Discrete simulation optimization for tuning machine learning method hyperparameters

• Published in: Journal of simulation : JOS Vol. ahead-of-print; no. ahead-of-print; pp. 1 - 21
• Main Authors: Ramamohan, Varun, Singhal, Shobhit, Raj Gupta, Aditya, Bolia, Nomesh Bhojkumar
• Format: Journal Article
• Language: English
• Published: Taylor & Francis 02.09.2024
• Subjects: Hyperparameter tuning; Machine learning; Random search; Ranking and selection; Simulation optimisation
• ISSN: 1747-7778; 1774-7786; 1747-7786; 1747-7786
• DOI: 10.1080/17477778.2023.2219401

An important aspect of machine learning (ML) involves controlling the learning process for the ML method in question to maximize its performance.

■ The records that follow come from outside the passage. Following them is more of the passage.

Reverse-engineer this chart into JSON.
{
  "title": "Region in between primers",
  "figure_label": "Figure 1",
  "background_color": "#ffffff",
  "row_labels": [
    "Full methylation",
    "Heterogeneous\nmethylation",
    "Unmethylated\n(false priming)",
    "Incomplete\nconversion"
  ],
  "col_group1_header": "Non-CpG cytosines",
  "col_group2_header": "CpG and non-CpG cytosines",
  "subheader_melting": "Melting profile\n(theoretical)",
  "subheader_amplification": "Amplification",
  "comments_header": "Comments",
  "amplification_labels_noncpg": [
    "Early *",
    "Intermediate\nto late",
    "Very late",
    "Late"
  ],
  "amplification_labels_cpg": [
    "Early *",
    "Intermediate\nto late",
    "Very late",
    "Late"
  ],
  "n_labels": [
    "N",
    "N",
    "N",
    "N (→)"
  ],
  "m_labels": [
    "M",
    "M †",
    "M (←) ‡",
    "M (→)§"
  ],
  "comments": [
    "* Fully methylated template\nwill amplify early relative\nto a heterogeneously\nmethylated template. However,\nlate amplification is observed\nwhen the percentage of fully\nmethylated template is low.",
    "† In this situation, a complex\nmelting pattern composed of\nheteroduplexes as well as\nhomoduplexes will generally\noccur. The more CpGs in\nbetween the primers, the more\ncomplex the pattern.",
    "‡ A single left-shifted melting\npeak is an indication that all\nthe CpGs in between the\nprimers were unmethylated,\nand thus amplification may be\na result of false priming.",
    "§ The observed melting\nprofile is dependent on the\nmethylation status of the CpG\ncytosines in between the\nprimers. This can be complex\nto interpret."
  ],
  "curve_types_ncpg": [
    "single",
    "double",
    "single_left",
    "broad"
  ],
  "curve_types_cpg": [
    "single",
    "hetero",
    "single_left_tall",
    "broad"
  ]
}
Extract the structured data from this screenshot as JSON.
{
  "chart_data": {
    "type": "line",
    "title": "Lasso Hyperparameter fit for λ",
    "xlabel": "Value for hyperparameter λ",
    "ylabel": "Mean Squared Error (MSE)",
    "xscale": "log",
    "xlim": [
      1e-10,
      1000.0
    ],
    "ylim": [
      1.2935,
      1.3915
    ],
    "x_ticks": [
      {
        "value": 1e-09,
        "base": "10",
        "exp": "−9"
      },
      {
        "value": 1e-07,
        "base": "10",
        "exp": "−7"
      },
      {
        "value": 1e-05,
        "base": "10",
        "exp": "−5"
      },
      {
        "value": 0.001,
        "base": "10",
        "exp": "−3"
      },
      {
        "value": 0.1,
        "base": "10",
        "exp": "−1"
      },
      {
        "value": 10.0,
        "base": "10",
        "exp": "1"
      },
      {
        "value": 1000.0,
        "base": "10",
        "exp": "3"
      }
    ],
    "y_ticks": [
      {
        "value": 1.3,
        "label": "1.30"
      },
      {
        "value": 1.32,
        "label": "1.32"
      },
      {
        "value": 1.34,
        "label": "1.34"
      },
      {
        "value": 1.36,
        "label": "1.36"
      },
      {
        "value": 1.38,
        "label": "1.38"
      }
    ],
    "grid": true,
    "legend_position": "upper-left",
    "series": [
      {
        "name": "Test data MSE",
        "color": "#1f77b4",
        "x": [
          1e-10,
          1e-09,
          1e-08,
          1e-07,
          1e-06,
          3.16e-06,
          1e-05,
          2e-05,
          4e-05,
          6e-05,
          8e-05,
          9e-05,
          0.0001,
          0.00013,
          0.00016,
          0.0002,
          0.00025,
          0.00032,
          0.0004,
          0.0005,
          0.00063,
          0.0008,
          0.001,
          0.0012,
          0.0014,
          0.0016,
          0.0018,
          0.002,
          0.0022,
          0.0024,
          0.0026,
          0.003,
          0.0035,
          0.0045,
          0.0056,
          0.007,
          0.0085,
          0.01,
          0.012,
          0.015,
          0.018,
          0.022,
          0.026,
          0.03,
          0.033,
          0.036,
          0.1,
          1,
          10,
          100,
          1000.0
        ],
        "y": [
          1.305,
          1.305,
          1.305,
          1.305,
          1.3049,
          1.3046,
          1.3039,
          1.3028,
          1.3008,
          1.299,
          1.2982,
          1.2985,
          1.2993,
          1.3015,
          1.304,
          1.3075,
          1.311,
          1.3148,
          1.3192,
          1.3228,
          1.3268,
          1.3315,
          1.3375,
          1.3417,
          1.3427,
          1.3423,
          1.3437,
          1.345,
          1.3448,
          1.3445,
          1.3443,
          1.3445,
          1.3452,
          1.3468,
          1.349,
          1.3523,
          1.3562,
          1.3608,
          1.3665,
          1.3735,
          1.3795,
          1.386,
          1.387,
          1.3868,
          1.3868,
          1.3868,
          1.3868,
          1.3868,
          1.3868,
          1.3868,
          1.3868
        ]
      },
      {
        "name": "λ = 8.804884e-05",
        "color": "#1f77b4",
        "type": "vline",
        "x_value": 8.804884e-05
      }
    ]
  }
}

Hyperparameter tuning (HPT) involves selecting suitable ML method parameters that control its learning process. Given that HPT can be conceptualized as a black box optimization problem subject to stochasticity, simulation optimization (SO) methods appear well suited to this purpose. Therefore, we conceptualize HPT as a discrete SO problem and demonstrate the use of the Kim and Nelson (KN) ranking and selection method, and the stochastic ruler (SR) and the adaptive hyperbox (AH) random search methods for HPT. We also construct the theoretical basis for applying the KN method. We demonstrate the application of the KN and the SR methods to a wide variety of machine learning models, including deep neural network models. We then successfully benchmark the KN, SR and the AH methods against multiple state-of-the-art HPT methods.